Lost Man's River(208)
Certain boys, including Crockett Daniels, were said to have shot into the corpse there at the water’s edge.
WITNESSES
Ted Smallwood. Ted had malaria that day, and anyway, he always said he had nothing against his old friend “E. J.,” wanted no part of it, never stepped out of his store to watch. Despite their long friendship, some people claim that Ted was as relieved as all the rest to see Watson killed.
Willie Brown. Old friend of Dad, dead set against the shooting.
Walker Carr. Old friend of Dad, dead set against the shooting.
Nelson Noble. Rowing around the point as the shooting started; his daughter Edith’s claim that he took part appears mistaken.
George Storter. Justice Storter’s nephew; in boat with Nelson Noble.
Granger Albritton. Came up from Islands after the Great Hurricane. Did not take part. His sons Sandy and Baxter were also witnesses.
Henry Thompson. Present but did not take part.
James Hamilton, and sons Frank, Lewis, and Jesse. Came back from Lost Man’s with Henry Thompson; present but did not take part.
Walter and Fred House; Alvin Brown and Owen Carr; Rob Thompson; Dinks and Tony Boggess, also younger Howell, Smith, Brown, Yeomans, and Johnson boys, also a few young girls and women, including Alice McKinney, Ethel Boggess—claim (or are said) to have been among the onlookers.
ABSENT
At various times, the following were reported to have been present. They were not.
C. G. McKinney (across the Island in his store or absent in Fort Myers on jury duty with Justice Storter)
Charlie McKinney, his son (out fishing)
John Henry Daniels, Phin Daniels, Cap and Jack Daniels (at Fakahatchee)
Tant Jenkins (ditto)
Old Man Robert Harden, and sons Earl, Webster, and Lee (all at Lost Man’s, though Earl always claimed he would have shot had he been present.)
Gene Roberts (was renting Andrew Wiggins’s Chokoloskee house, but after the storm, he went home to Flamingo.)
Adolphus Santini (a rumor persists that Old Dolphus took part, although he never returned to Chokoloskee after moving away to the east coast, soon after his near-fatal encounter with E. J.W. back in the nineties.)
To the best of my knowledge, this list is accurate and complete.
(signed) Lucius H. Watson
Lost Man’s River
Spring 1923
Southward
The Cracker Belle, which Whidden Harden kept upriver near the bridge at Everglade, was a thirty-two-foot cabin boat with a long work deck for commercial fishing. When Lee Harden owned her, Lucius recalled, she had been white, with that old-time blue trim at the red waterline, but after years of disuse, her hull was a flaking driftwood gray.
The engine started with a cavernous rumble. “Sounds pretty good, Cap,” Lucius said, and Whidden said, “Sounds good because I tinkered all this mornin.

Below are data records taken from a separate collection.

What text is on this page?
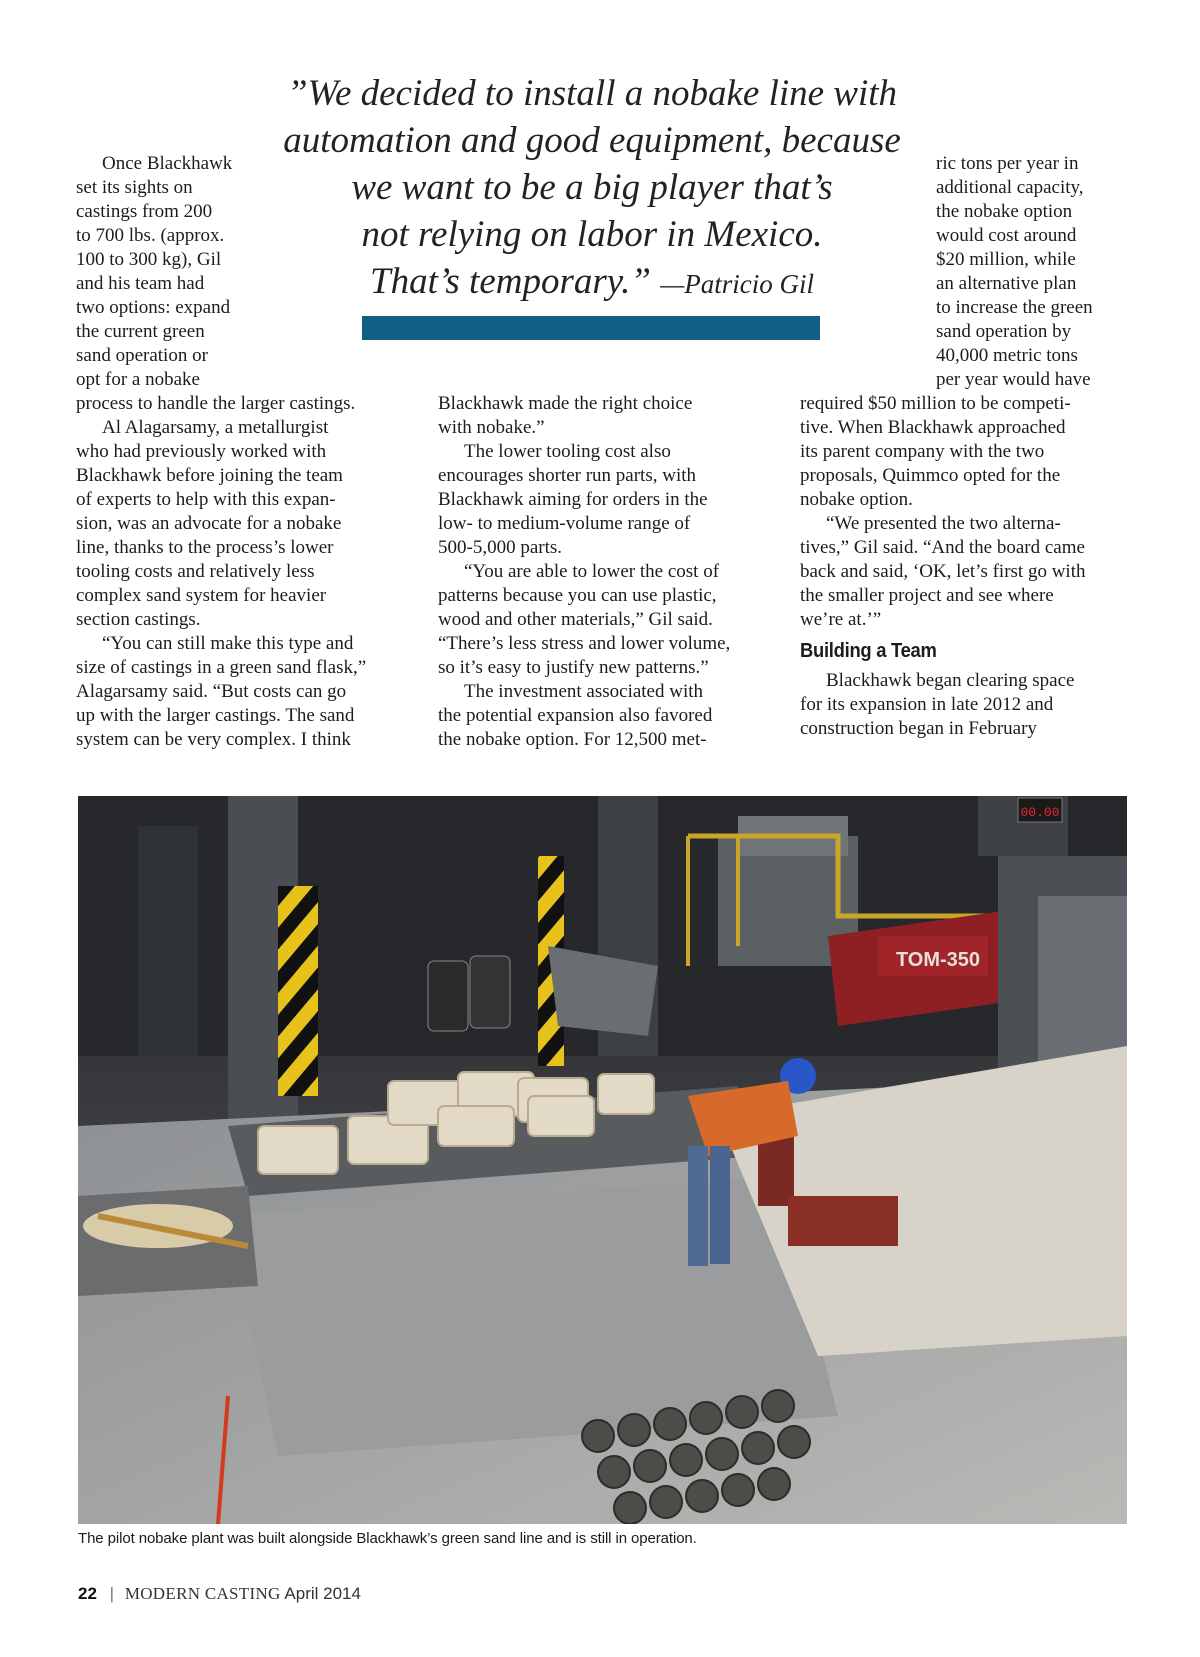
”We decided to install a nobake line with
automation and good equipment, because
we want to be a big player that’s
not relying on labor in Mexico.
That’s temporary.” —Patricio Gil
Once Blackhawk
set its sights on
castings from 200
to 700 lbs. (approx.
100 to 300 kg), Gil
and his team had
two options: expand
the current green
sand operation or
opt for a nobake
process to handle the larger castings.
Al Alagarsamy, a metallurgist
who had previously worked with
Blackhawk before joining the team
of experts to help with this expan-
sion, was an advocate for a nobake
line, thanks to the process’s lower
tooling costs and relatively less
complex sand system for heavier
section castings.
“You can still make this type and
size of castings in a green sand flask,”
Alagarsamy said. “But costs can go
up with the larger castings. The sand
system can be very complex. I think
Blackhawk made the right choice
with nobake.”
The lower tooling cost also
encourages shorter run parts, with
Blackhawk aiming for orders in the
low- to medium-volume range of
500-5,000 parts.
“You are able to lower the cost of
patterns because you can use plastic,
wood and other materials,” Gil said.
“There’s less stress and lower volume,
so it’s easy to justify new patterns.”
The investment associated with
the potential expansion also favored
the nobake option. For 12,500 met-
ric tons per year in
additional capacity,
the nobake option
would cost around
$20 million, while
an alternative plan
to increase the green
sand operation by
40,000 metric tons
per year would have
required $50 million to be competi-
tive. When Blackhawk approached
its parent company with the two
proposals, Quimmco opted for the
nobake option.
“We presented the two alterna-
tives,” Gil said. “And the board came
back and said, ‘OK, let’s first go with
the smaller project and see where
we’re at.’”
Building a Team
Blackhawk began clearing space
for its expansion in late 2012 and
construction began in February
00.00
TOM-350
The pilot nobake plant was built alongside Blackhawk’s green sand line and is still in operation.
22 | MODERN CASTING April 2014
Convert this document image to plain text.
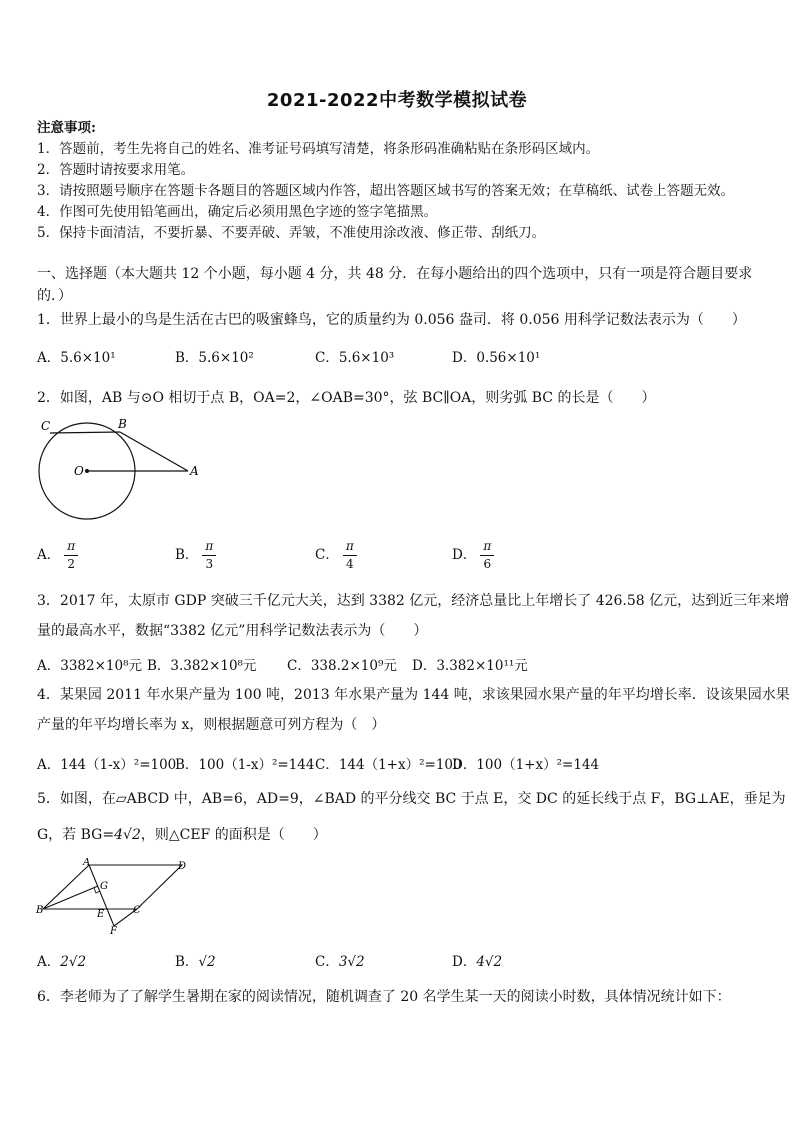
2021-2022中考数学模拟试卷
注意事项:
1．答题前，考生先将自己的姓名、准考证号码填写清楚，将条形码准确粘贴在条形码区域内。
2．答题时请按要求用笔。
3．请按照题号顺序在答题卡各题目的答题区域内作答，超出答题区域书写的答案无效；在草稿纸、试卷上答题无效。
4．作图可先使用铅笔画出，确定后必须用黑色字迹的签字笔描黑。
5．保持卡面清洁，不要折暴、不要弄破、弄皱，不准使用涂改液、修正带、刮纸刀。
一、选择题（本大题共 12 个小题，每小题 4 分，共 48 分．在每小题给出的四个选项中，只有一项是符合题目要求
的．）
1．世界上最小的鸟是生活在古巴的吸蜜蜂鸟，它的质量约为 0.056 盎司．将 0.056 用科学记数法表示为（　　）
A．5.6×10¹	B．5.6×10²	C．5.6×10³	D．0.56×10¹
2．如图，AB 与⊙O 相切于点 B，OA=2，∠OAB=30°，弦 BC∥OA，则劣弧 BC 的长是（　　）
C	B
O	A
A． $\frac{\pi}{2}$	B． $\frac{\pi}{3}$	C． $\frac{\pi}{4}$	D． $\frac{\pi}{6}$
3．2017 年，太原市 GDP 突破三千亿元大关，达到 3382 亿元，经济总量比上年增长了 426.58 亿元，达到近三年来增
量的最高水平，数据“3382 亿元”用科学记数法表示为（　　）
A．3382×10⁸元 B．3.382×10⁸元 C．338.2×10⁹元 D．3.382×10¹¹元
4．某果园 2011 年水果产量为 100 吨，2013 年水果产量为 144 吨，求该果园水果产量的年平均增长率．设该果园水果
产量的年平均增长率为 x，则根据题意可列方程为（　）
A．144（1-x）²=100
B．100（1-x）²=144 C．144（1+x）²=100
D．100（1+x）²=144
5．如图，在▱ABCD 中，AB=6，AD=9，∠BAD 的平分线交 BC 于点 E，交 DC 的延长线于点 F，BG⊥AE，垂足为
G，若 BG=4√2，则△CEF 的面积是（　　）
A	D
G
B	E	C
F
A．2√2	B．√2	C．3√2	D．4√2
6．李老师为了了解学生暑期在家的阅读情况，随机调查了 20 名学生某一天的阅读小时数，具体情况统计如下：
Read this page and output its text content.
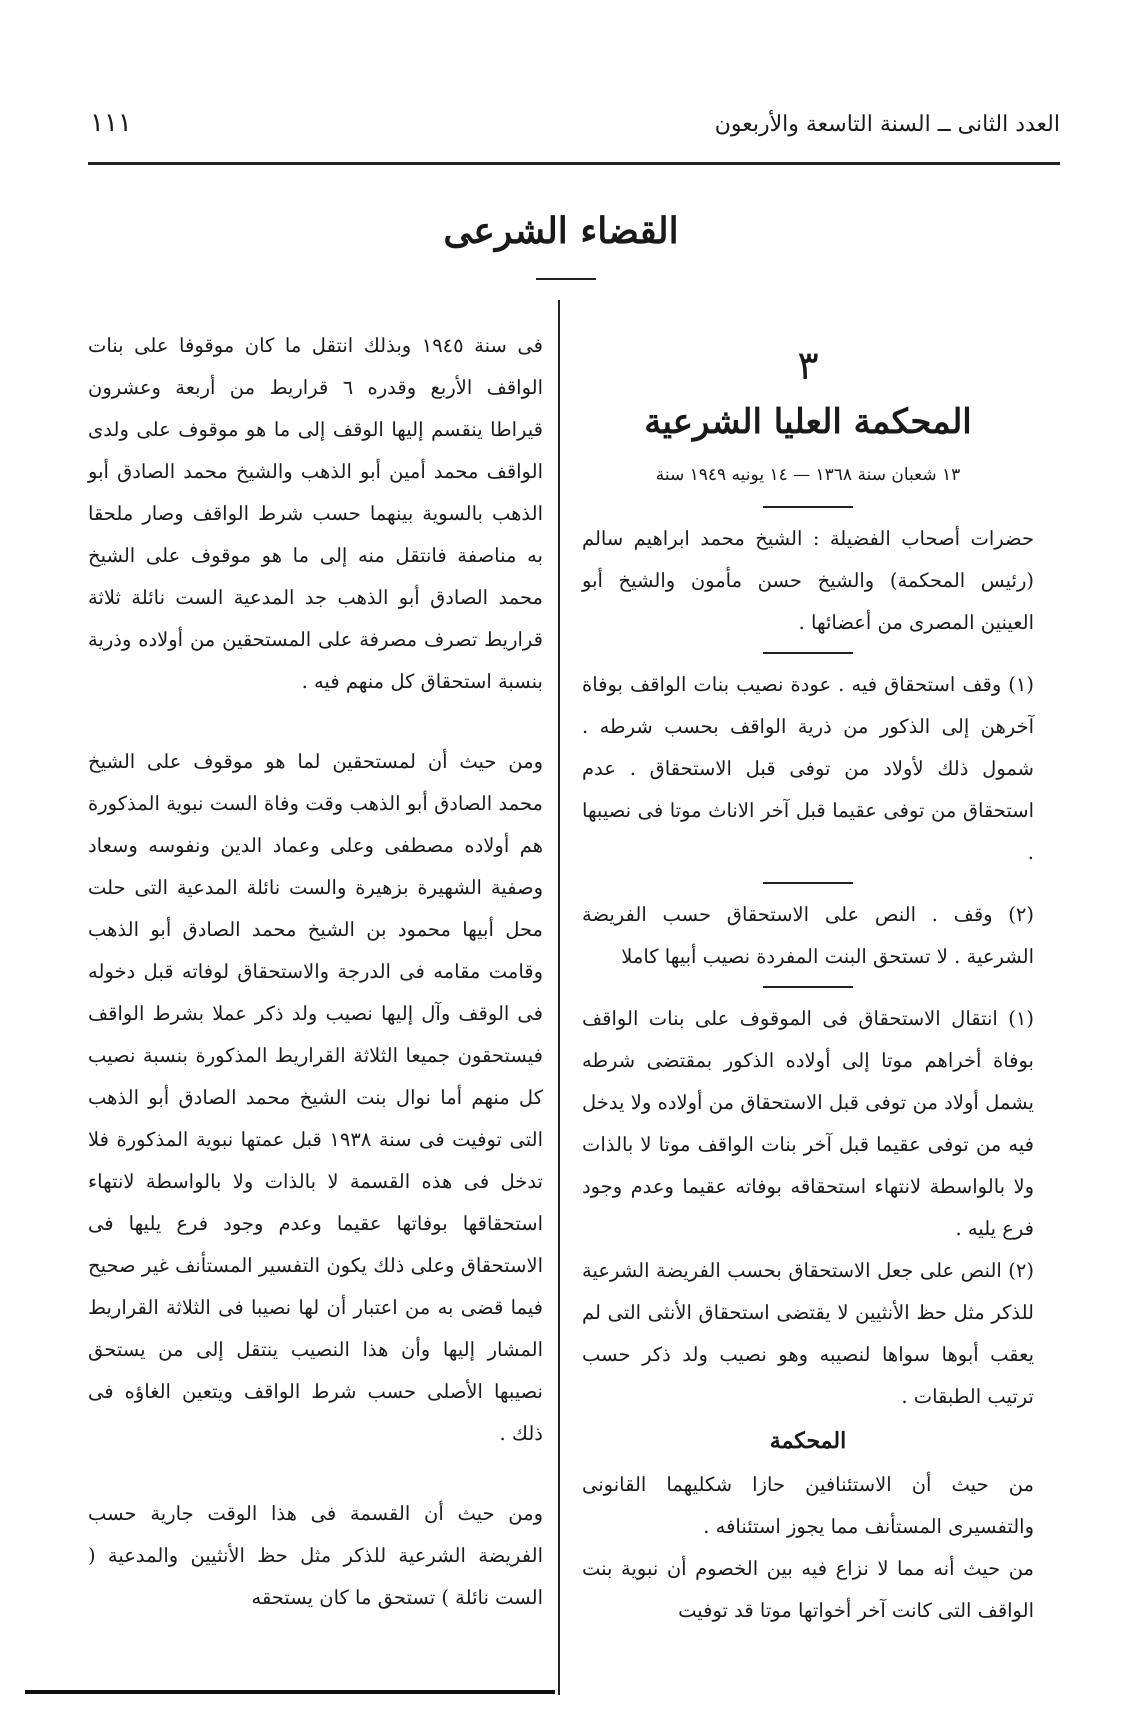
١١١	العدد الثانى ــ السنة التاسعة والأربعون
القضاء الشرعى
٣
المحكمة العليا الشرعية
١٣ شعبان سنة ١٣٦٨ — ١٤ يونيه ١٩٤٩ سنة

حضرات أصحاب الفضيلة : الشيخ محمد ابراهيم سالم (رئيس المحكمة) والشيخ حسن مأمون والشيخ أبو العينين المصرى من أعضائها .

(١) وقف استحقاق فيه . عودة نصيب بنات الواقف بوفاة آخرهن إلى الذكور من ذرية الواقف بحسب شرطه . شمول ذلك لأولاد من توفى قبل الاستحقاق . عدم استحقاق من توفى عقيما قبل آخر الاناث موتا فى نصيبها .

(٢) وقف . النص على الاستحقاق حسب الفريضة الشرعية . لا تستحق البنت المفردة نصيب أبيها كاملا

(١) انتقال الاستحقاق فى الموقوف على بنات الواقف بوفاة أخراهم موتا إلى أولاده الذكور بمقتضى شرطه يشمل أولاد من توفى قبل الاستحقاق من أولاده ولا يدخل فيه من توفى عقيما قبل آخر بنات الواقف موتا لا بالذات ولا بالواسطة لانتهاء استحقاقه بوفاته عقيما وعدم وجود فرع يليه .

(٢) النص على جعل الاستحقاق بحسب الفريضة الشرعية للذكر مثل حظ الأنثيين لا يقتضى استحقاق الأنثى التى لم يعقب أبوها سواها لنصيبه وهو نصيب ولد ذكر حسب ترتيب الطبقات .

المحكمة

من حيث أن الاستئنافين حازا شكليهما القانونى والتفسيرى المستأنف مما يجوز استئنافه .

من حيث أنه مما لا نزاع فيه بين الخصوم أن نبوية بنت الواقف التى كانت آخر أخواتها موتا قد توفيت

فى سنة ١٩٤٥ وبذلك انتقل ما كان موقوفا على بنات الواقف الأربع وقدره ٦ قراريط من أربعة وعشرون قيراطا ينقسم إليها الوقف إلى ما هو موقوف على ولدى الواقف محمد أمين أبو الذهب والشيخ محمد الصادق أبو الذهب بالسوية بينهما حسب شرط الواقف وصار ملحقا به مناصفة فانتقل منه إلى ما هو موقوف على الشيخ محمد الصادق أبو الذهب جد المدعية الست نائلة ثلاثة قراريط تصرف مصرفة على المستحقين من أولاده وذرية بنسبة استحقاق كل منهم فيه .

ومن حيث أن لمستحقين لما هو موقوف على الشيخ محمد الصادق أبو الذهب وقت وفاة الست نبوية المذكورة هم أولاده مصطفى وعلى وعماد الدين ونفوسه وسعاد وصفية الشهيرة بزهيرة والست نائلة المدعية التى حلت محل أبيها محمود بن الشيخ محمد الصادق أبو الذهب وقامت مقامه فى الدرجة والاستحقاق لوفاته قبل دخوله فى الوقف وآل إليها نصيب ولد ذكر عملا بشرط الواقف فيستحقون جميعا الثلاثة القراريط المذكورة بنسبة نصيب كل منهم أما نوال بنت الشيخ محمد الصادق أبو الذهب التى توفيت فى سنة ١٩٣٨ قبل عمتها نبوية المذكورة فلا تدخل فى هذه القسمة لا بالذات ولا بالواسطة لانتهاء استحقاقها بوفاتها عقيما وعدم وجود فرع يليها فى الاستحقاق وعلى ذلك يكون التفسير المستأنف غير صحيح فيما قضى به من اعتبار أن لها نصيبا فى الثلاثة القراريط المشار إليها وأن هذا النصيب ينتقل إلى من يستحق نصيبها الأصلى حسب شرط الواقف ويتعين الغاؤه فى ذلك .

ومن حيث أن القسمة فى هذا الوقت جارية حسب الفريضة الشرعية للذكر مثل حظ الأنثيين والمدعية ( الست نائلة ) تستحق ما كان يستحقه
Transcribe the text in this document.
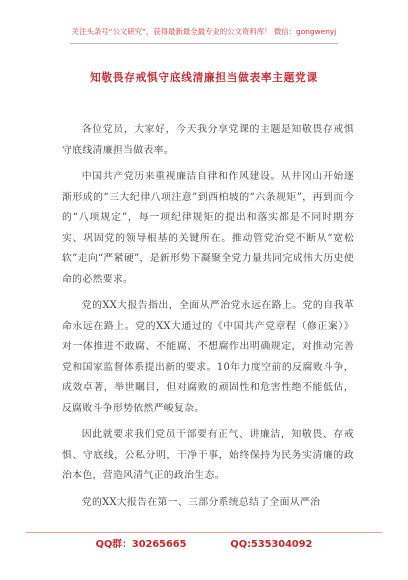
关注头条号“公文研究”，获得最新最全最专业的公文资料库！ 微信：gongwenyj
知敬畏存戒惧守底线清廉担当做表率主题党课

各位党员，大家好，今天我分享党课的主题是知敬畏存戒惧守底线清廉担当做表率。

中国共产党历来重视廉洁自律和作风建设。从井冈山开始逐渐形成的“三大纪律八项注意”到西柏坡的“六条规矩”，再到而今的“八项规定”，每一项纪律规矩的提出和落实都是不同时期夯实、巩固党的领导根基的关键所在。推动管党治党不断从“宽松软”走向“严紧硬”，是新形势下凝聚全党力量共同完成伟大历史使命的必然要求。

党的XX大报告指出，全面从严治党永远在路上。党的自我革命永远在路上。党的XX大通过的《中国共产党章程（修正案）》对一体推进不敢腐、不能腐、不想腐作出明确规定，对推动完善党和国家监督体系提出新的要求。10年力度空前的反腐败斗争，成效卓著，举世瞩目，但对腐败的顽固性和危害性绝不能低估，反腐败斗争形势依然严峻复杂。

因此就要求我们党员干部要有正气、讲廉洁，知敬畏、存戒惧、守底线，公私分明，干净干事，始终保持为民务实清廉的政治本色，营造风清气正的政治生态。

党的XX大报告在第一、三部分系统总结了全面从严治

QQ群：30265665	QQ:535304092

We’ll see how good she starts tomorrow.”
“He talking about his wife or his old boat?” called Sally, who was guiding Andy to a canvas boat chair in the aft end of the cockpit. In blue sweatshirt and torn-off jeans, she swung gracefully to the cabin roof and leaned back against the windshield, raising her pretty face up to the sun.
The Cracker Belle idled down current past rusty fish houses and a sagging dock and stacks of sea-greened crab pots. On a warehouse wall a notice read DON’T EVEN THINK ABOUT STACKING YOUR SHIT ON THIS DOCK. “Nice,” Sally said. She fluttered her fingers at the men in rubber boots, packing ice and fish into slat boxes. Straightening, they squinted at the Belle from beneath their caps. They did not wave back.
Beyond the hotel, the tidal river turned west through the mangrove wall toward the Gulf, and the Cracker Belle set out across the bay between the sparkling white spoil banks of the channel. On the tall navigation markers, ospreys had assembled their huge nests, and cormorants, uttering low cretaceous grunts, fled their pedestals and beat away like ancient flying lizards, down the long channels between islets and out across the shallow reaches where oyster bars and mangrove sprouts and stalking egrets broke the gleam of the marl flats, all the way south to Chokoloskee Island.
Facing aft over the wake, Andy was identifying the side channels, and he grinned when they asked him how he did it. “The nests is where you hear them fish hawks, and nests in Chokoloskee Bay means channel markers.” He pointed toward the peeping osprey overhead. “In my mind’s eye I can see that bird pretty near as clear as you can, them black burnsides and that sharp crook in the wing!”
On the spoil bank stood a pair of bald eagles. The great white heads with their massive beaks like yellow ivory gleamed in the fresh sun and sparkling water. When Lucius described how unperturbed the eagles were by the boat’s wake, which washed up the shell bank, bathing their mighty talons, Andy cried out happily, “I can just see ’em!”